Despite the turmoil of the previous six months, there is an almost celebratory feel to several of the highlights from Caetano Veloso (aka Álbum Branco). Opener “Irene,” a re-working of the traditional “Marinheiro só,” the deliberately spacey “Não identificado” – recently recorded for Gal Costa’s brilliant debut solo LP – and the buoyant closer “Alfômega” not only stand out, but each could have found a comfortable home on Veloso’s scene-pacing release from the year before. On each of these tracks, the disconnected nature of the recording sessions is a non-factor, and a party-like vibe permeates throughout.
However, Álbum Branco‘s reputation is also the product of two songs of a decidedly different nature – each of which seemingly point an eye toward Veloso’s next record, 1971’s (also) self-titled album (aka A Little More Blue).

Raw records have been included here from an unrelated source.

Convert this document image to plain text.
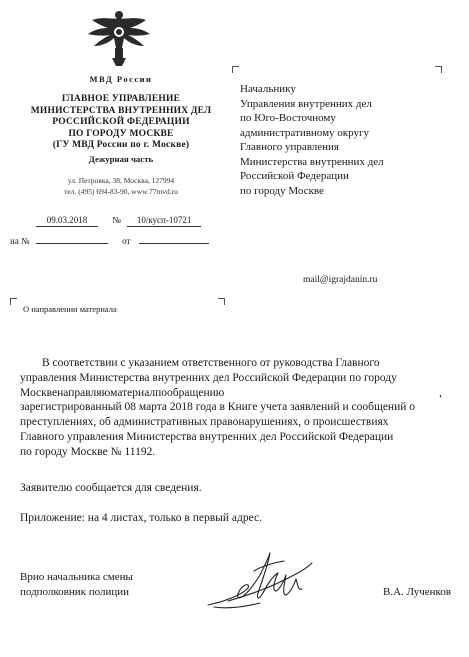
МВД России
ГЛАВНОЕ УПРАВЛЕНИЕ
МИНИСТЕРСТВА ВНУТРЕННИХ ДЕЛ
РОССИЙСКОЙ ФЕДЕРАЦИИ
ПО ГОРОДУ МОСКВЕ
(ГУ МВД России по г. Москве)
Дежурная часть
ул. Петровка, 38, Москва, 127994
тел. (495) 694-83-90, www.77mvd.ru
09.03.2018	№ 10/кусп-10721
на №	от
Начальнику
Управления внутренних дел
по Юго-Восточному
административному округу
Главного управления
Министерства внутренних дел
Российской Федерации
по городу Москве
mail@igrajdanin.ru
О направлении материала

В соответствии с указанием ответственного от руководства Главного

управления Министерства внутренних дел Российской Федерации по городу

Москве направляю материал по обращению	,

зарегистрированный 08 марта 2018 года в Книге учета заявлений и сообщений о

преступлениях, об административных правонарушениях, о происшествиях

Главного управления Министерства внутренних дел Российской Федерации

по городу Москве № 11192.

Заявителю сообщается для сведения.
Приложение: на 4 листах, только в первый адрес.
Врио начальника смены
подполковник полиции	В.А. Лученков
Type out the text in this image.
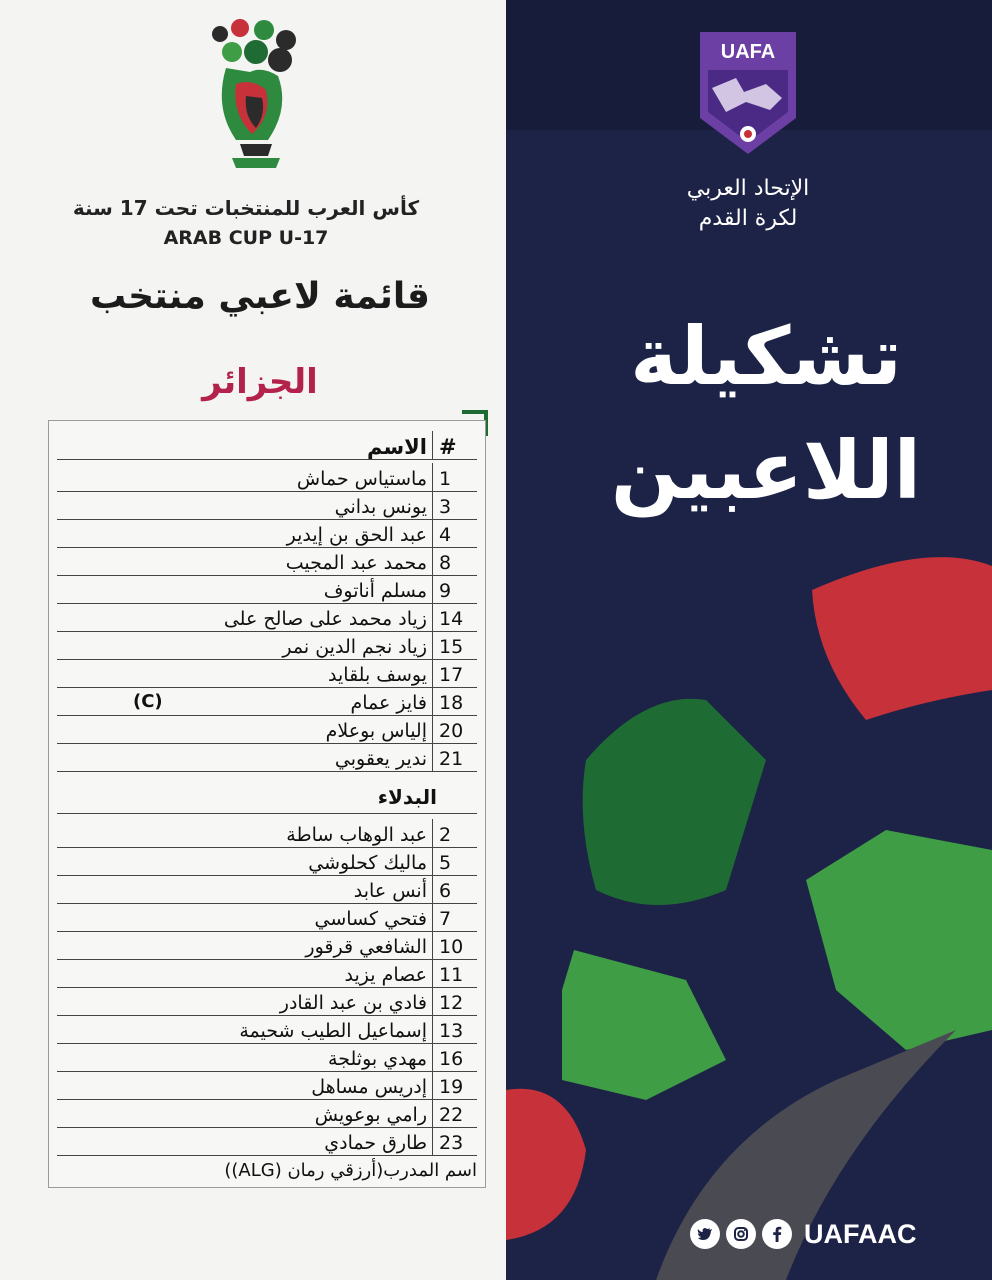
كأس العرب للمنتخبات تحت 17 سنة
ARAB CUP U-17
قائمة لاعبي منتخب
الجزائر
#
الاسم
1
ماستياس حماش
3
يونس بداني
4
عبد الحق بن إيدير
8
محمد عبد المجيب
9
مسلم أناتوف
14
زياد محمد على صالح على
15
زياد نجم الدين نمر
17
يوسف بلقايد
18
فايز عمام
(C)
20
إلياس بوعلام
21
ندير يعقوبي
البدلاء
2
عبد الوهاب ساطة
5
ماليك كحلوشي
6
أنس عابد
7
فتحي كساسي
10
الشافعي قرقور
11
عصام يزيد
12
فادي بن عبد القادر
13
إسماعيل الطيب شحيمة
16
مهدي بوثلجة
19
إدريس مساهل
22
رامي بوعويش
23
طارق حمادي
اسم المدرب(أرزقي رمان (ALG))
UAFA
الإتحاد العربي
لكرة القدم
تشكيلة
اللاعبين
UAFAAC
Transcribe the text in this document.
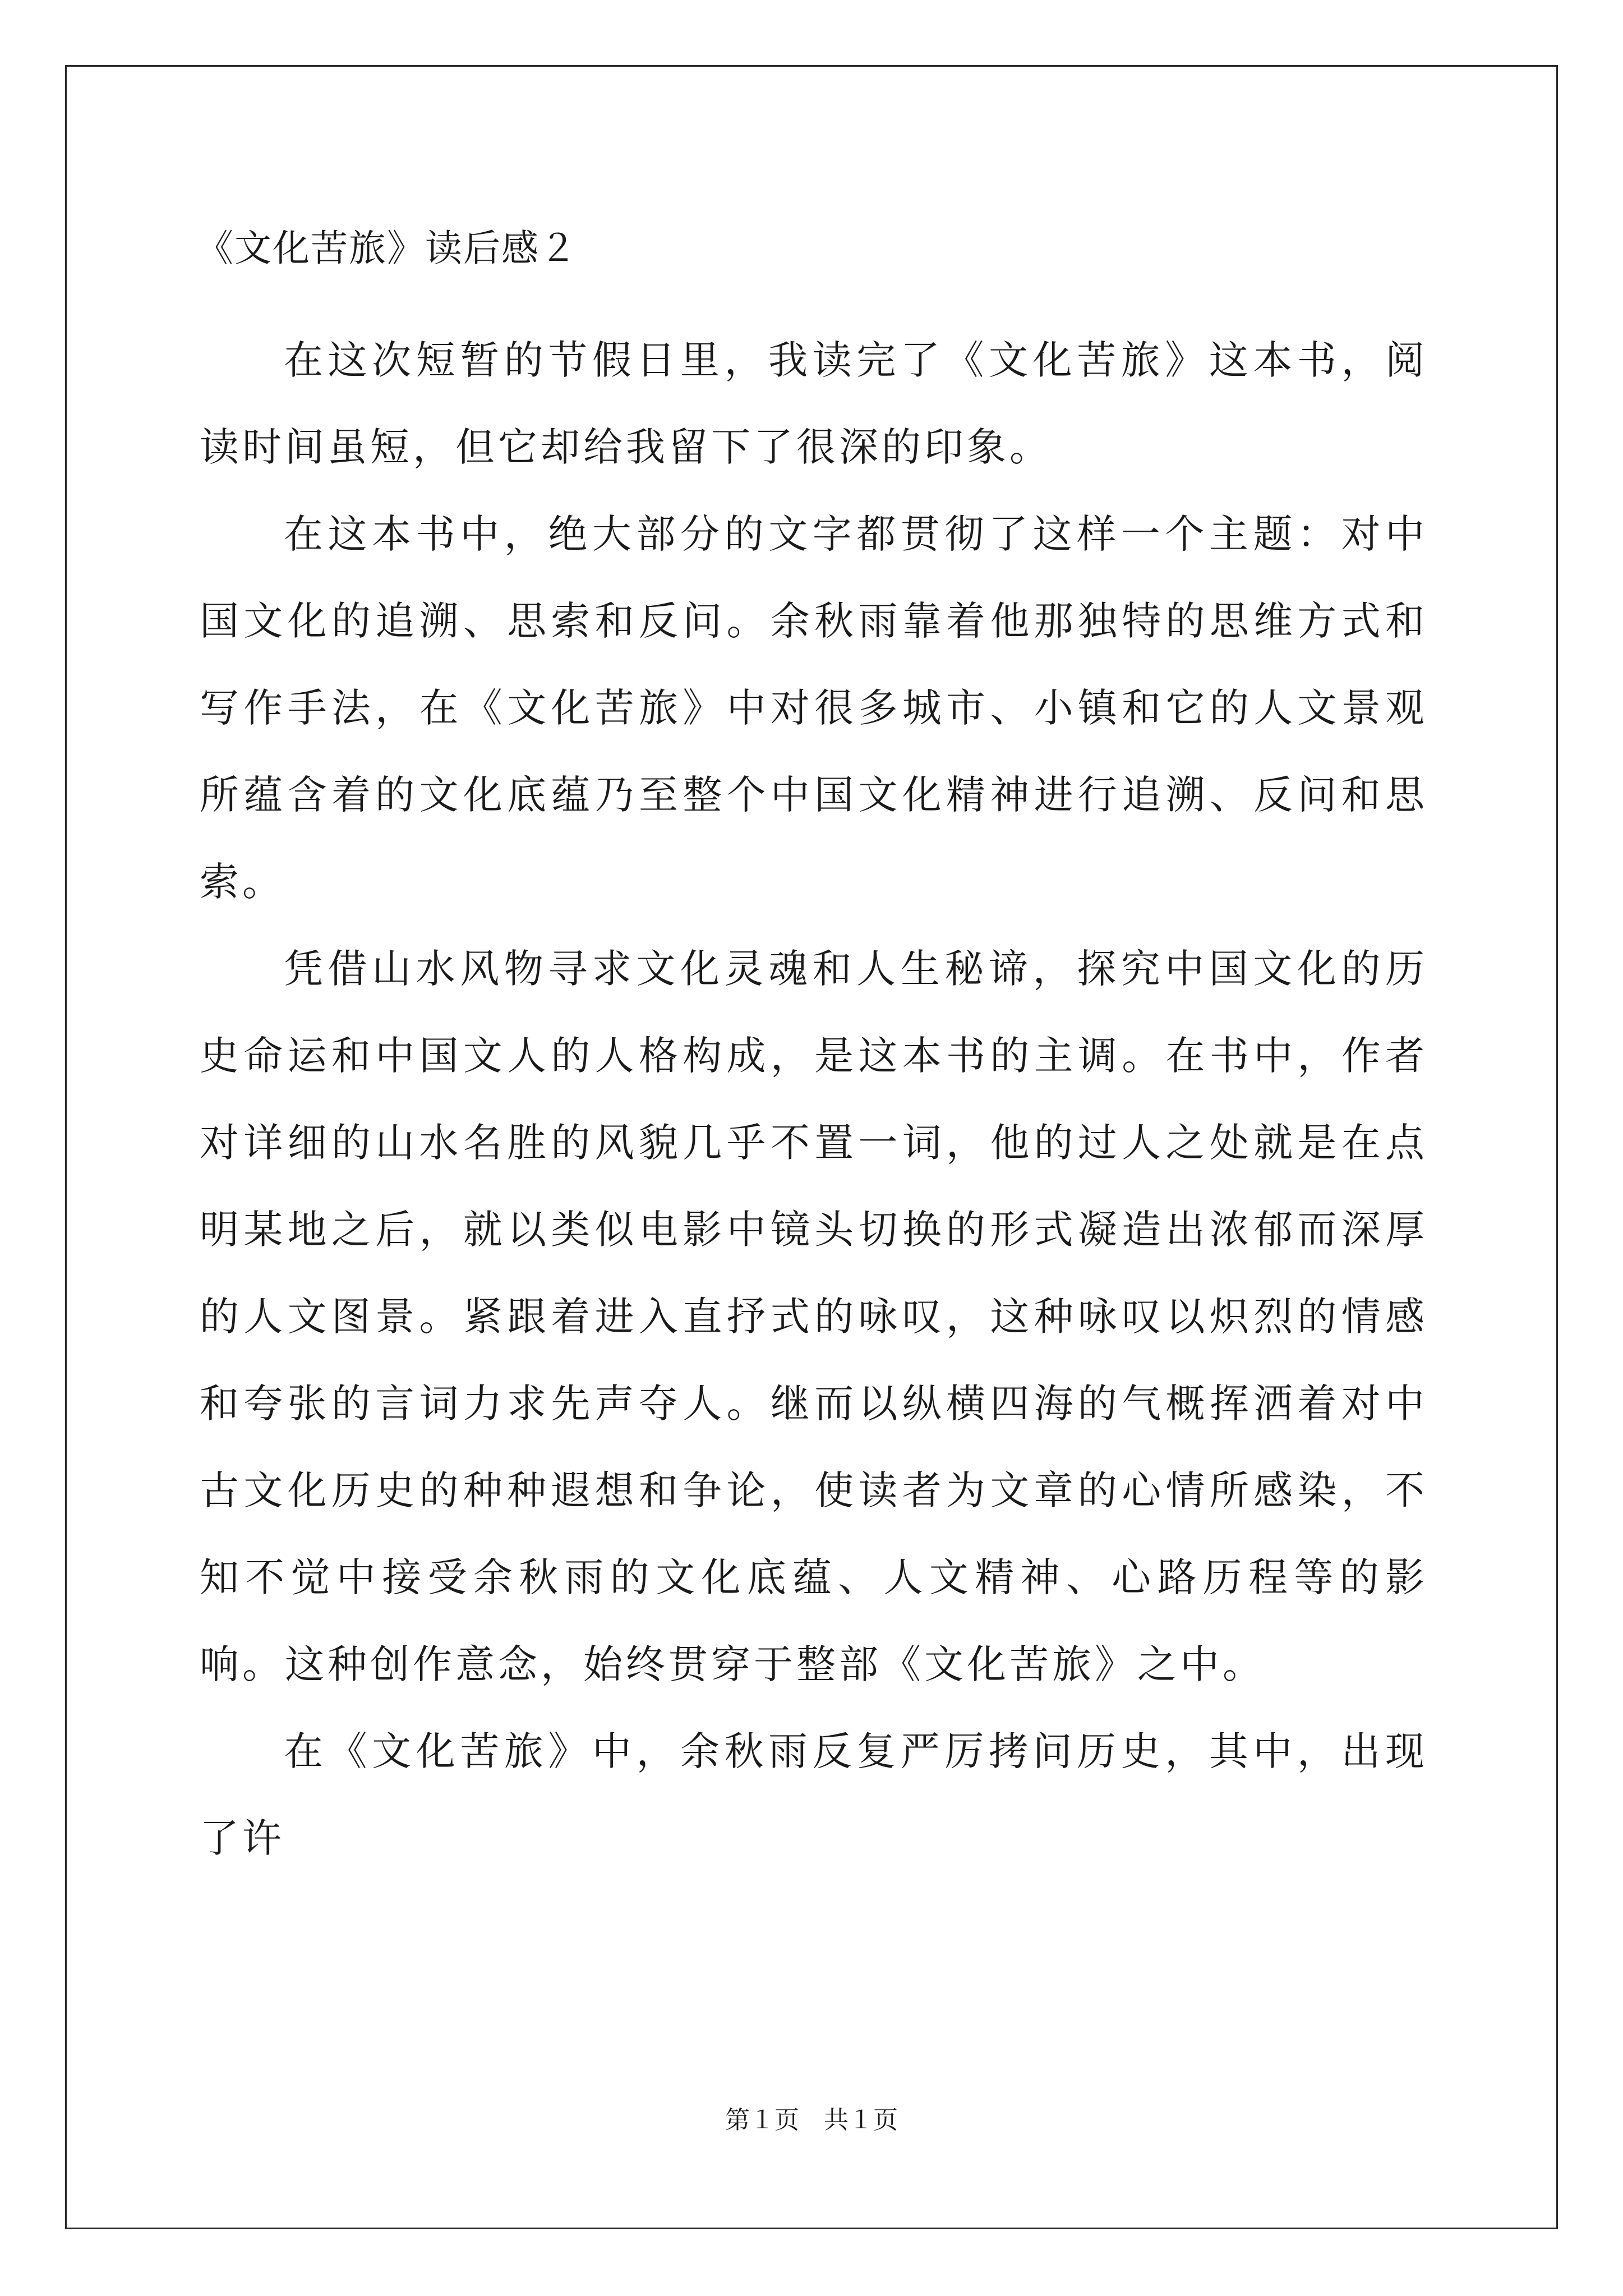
《文化苦旅》读后感２

在这次短暂的节假日里，我读完了《文化苦旅》这本书，阅读时间虽短，但它却给我留下了很深的印象。

在这本书中，绝大部分的文字都贯彻了这样一个主题：对中国文化的追溯、思索和反问。余秋雨靠着他那独特的思维方式和写作手法，在《文化苦旅》中对很多城市、小镇和它的人文景观所蕴含着的文化底蕴乃至整个中国文化精神进行追溯、反问和思索。

凭借山水风物寻求文化灵魂和人生秘谛，探究中国文化的历史命运和中国文人的人格构成，是这本书的主调。在书中，作者对详细的山水名胜的风貌几乎不置一词，他的过人之处就是在点明某地之后，就以类似电影中镜头切换的形式凝造出浓郁而深厚的人文图景。紧跟着进入直抒式的咏叹，这种咏叹以炽烈的情感和夸张的言词力求先声夺人。继而以纵横四海的气概挥洒着对中古文化历史的种种遐想和争论，使读者为文章的心情所感染，不知不觉中接受余秋雨的文化底蕴、人文精神、心路历程等的影响。这种创作意念，始终贯穿于整部《文化苦旅》之中。

在《文化苦旅》中，余秋雨反复严厉拷问历史，其中，出现了许

第１页　共１页
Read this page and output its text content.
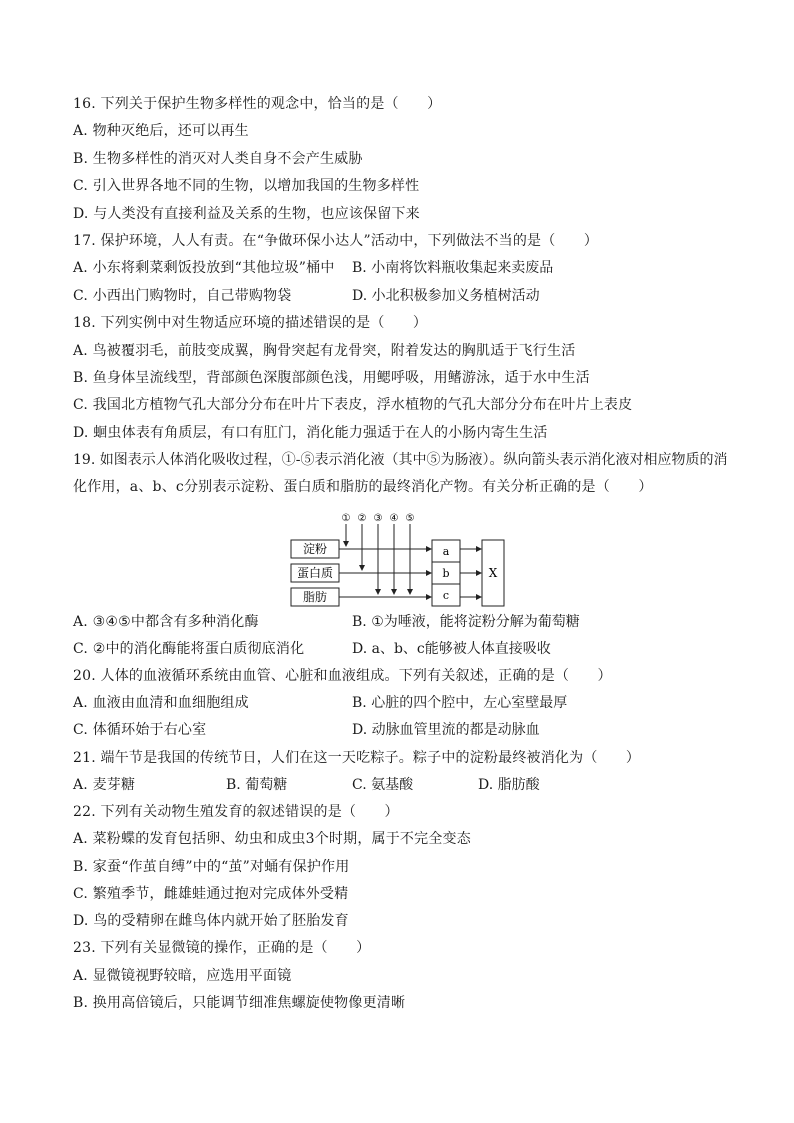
16. 下列关于保护生物多样性的观念中，恰当的是（　　）
A. 物种灭绝后，还可以再生
B. 生物多样性的消灭对人类自身不会产生威胁
C. 引入世界各地不同的生物，以增加我国的生物多样性
D. 与人类没有直接利益及关系的生物，也应该保留下来
17. 保护环境，人人有责。在“争做环保小达人”活动中，下列做法不当的是（　　）
A. 小东将剩菜剩饭投放到“其他垃圾”桶中 B. 小南将饮料瓶收集起来卖废品
C. 小西出门购物时，自己带购物袋	D. 小北积极参加义务植树活动
18. 下列实例中对生物适应环境的描述错误的是（　　）
A. 鸟被覆羽毛，前肢变成翼，胸骨突起有龙骨突，附着发达的胸肌适于飞行生活
B. 鱼身体呈流线型，背部颜色深腹部颜色浅，用鳃呼吸，用鳍游泳，适于水中生活
C. 我国北方植物气孔大部分分布在叶片下表皮，浮水植物的气孔大部分分布在叶片上表皮
D. 蛔虫体表有角质层，有口有肛门，消化能力强适于在人的小肠内寄生生活
19. 如图表示人体消化吸收过程，①-⑤表示消化液（其中⑤为肠液）。纵向箭头表示消化液对相应物质的消
化作用，a、b、c分别表示淀粉、蛋白质和脂肪的最终消化产物。有关分析正确的是（　　）
① ② ③ ④ ⑤
淀粉
蛋白质
脂肪
a
b
c
X
A. ③④⑤中都含有多种消化酶	B. ①为唾液，能将淀粉分解为葡萄糖
C. ②中的消化酶能将蛋白质彻底消化	D. a、b、c能够被人体直接吸收
20. 人体的血液循环系统由血管、心脏和血液组成。下列有关叙述，正确的是（　　）
A. 血液由血清和血细胞组成	B. 心脏的四个腔中，左心室壁最厚
C. 体循环始于右心室	D. 动脉血管里流的都是动脉血
21. 端午节是我国的传统节日，人们在这一天吃粽子。粽子中的淀粉最终被消化为（　　）
A. 麦芽糖	B. 葡萄糖	C. 氨基酸	D. 脂肪酸
22. 下列有关动物生殖发育的叙述错误的是（　　）
A. 菜粉蝶的发育包括卵、幼虫和成虫3个时期，属于不完全变态
B. 家蚕“作茧自缚”中的“茧”对蛹有保护作用
C. 繁殖季节，雌雄蛙通过抱对完成体外受精
D. 鸟的受精卵在雌鸟体内就开始了胚胎发育
23. 下列有关显微镜的操作，正确的是（　　）
A. 显微镜视野较暗，应选用平面镜
B. 换用高倍镜后，只能调节细准焦螺旋使物像更清晰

Immediately setting these tracks apart is the fact that both are sung in English, but equally important is the sense of weightiness that each brings to the otherwise mostly uplifting record. The first of these songs, “The Empty Boat,” was easily the weariest track in Veloso’s catalog to date. Gil’s insistently repetitive acoustic guitar phrase echoes the existential crisis of Veloso’s lyrics – reflecting on a year that had been defined by both exhilarating highs and terrifying lows. Even Lanny Gordin’s soaring, Hendrix-ian guitar leads can’t shake Veloso out of his despondency.
Better yet is the album’s gorgeous centerpiece, “Lost in the Paradise,” but despite its more upbeat instrumentation, Veloso’s sense of place remains shattered. The contradiction found within the song’s title is further reflected in its surrealist imagery, particularly in its final verse:
I am the sun, the darkness
My name is green wave
Death, salt, South America is my name
World is my name, my size
And under my name here am I
My little grasshopper airplane cannot fly very high
These conflicted lines represent a dramatic turn from the previous year’s “Tropicália” – where a defiant Veloso had stood on a plateau, leading the “carnival” against a nameless-but-known threat.
By the time that Álbum Branco was released in August of 1969, that threat had made its next move known. After being allowed to play a concert for the purpose of generating travel expenses, both Gil and Veloso were “encouraged” to leave Brazil in July. Along with their spouses, the exiled singer-songwriters would settle in London; it would be nearly three years before they were permitted to return home. The albums that each produced in-between their imprisonment and deportation are fascinating entries in their richly rewarding catalogs – records of men with a home, albeit one that had found their presence there increasingly untenable.